The party has not yet officially backed the Voice referendum which could be held as early as August this year, and have long held the position that Treaty and truth-telling must be part of the process.

Tjanara Goreng Goreng, a national co-convenor of the Greens' First Nations Network, which informs the party's policy on Indigenous matters, called on the federal government to include discussion of Indigenous sovereignty in the Voice referendum.

"My view is the voice, as recognised in the constitution, will not provide what First Nations people have been asking for for a long time," she told Guardian Australia.

"We've always fought for our rights: human rights and rights to land. Our rights to land and country are about the recognition of prior sovereignty. Truth, treaty and voice as we've laid it out might be more difficult to do, but it's more transformative for our country."

Last week Gunditjmara, Gunnai and Djab Wurrung senator Lidia Thorpe said the Australian government needs to implement significant reforms on Indigenous child protection and deaths in custody to secure her full support for the Voice to Parliament.

Senator Thorpe, the Australian Greens spokesperson on Indigenous policy and senator for Victoria, said the federal government must implement the remaining recommendations from the 1991 Royal Commission into Aboriginal Deaths in Custody and the 1997 Bringing them Home report on Indigenous child removals.

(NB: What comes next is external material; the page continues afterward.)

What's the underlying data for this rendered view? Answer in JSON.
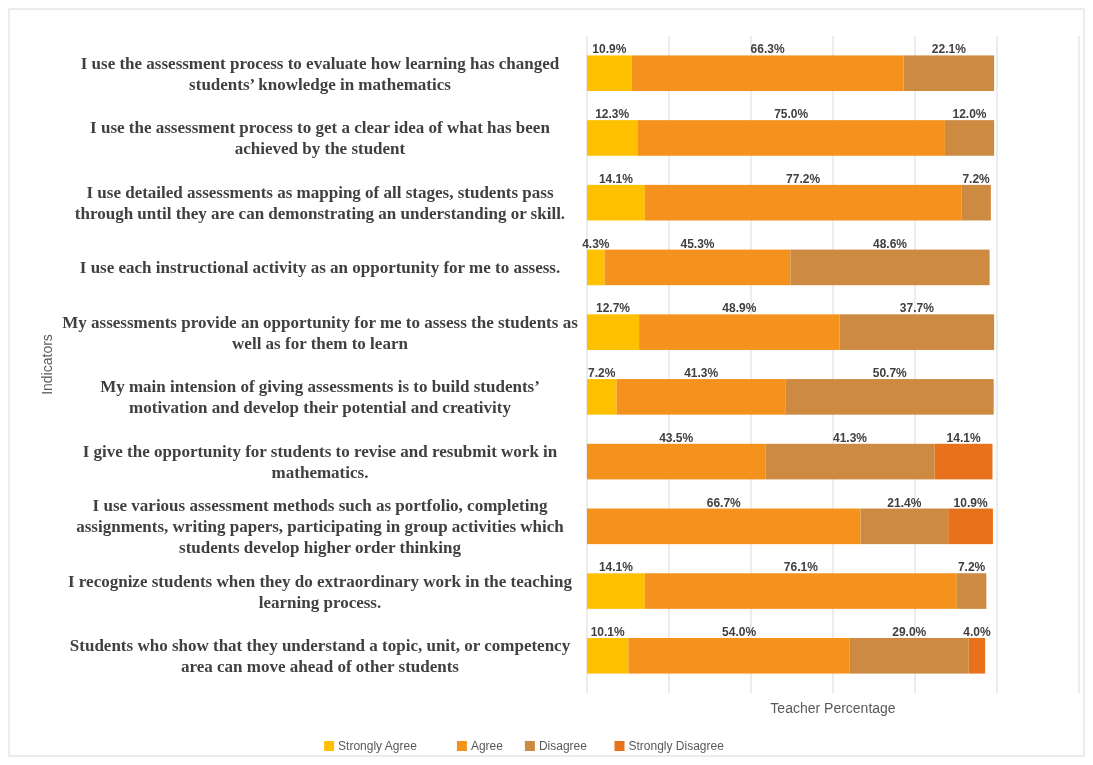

Senator Thorpe said her position on the Voice was guided by the Greens' First Nations group, convened by Ms Goreng Goreng, a Wakka Wakka woman, and Dominic Wy Kanak, a Torres Strait Islander man.

Acting Greens leader Larissa Waters said the party wants to see "progress on all elements" of the Uluru Statement during its negotiations with the government.

"Our negotiations with the government are aimed at encouraging ambitious plans for truth and treaty, and once we have more clarity on these, our party room will be able to discuss and take a formal position," she told Guardian Australia.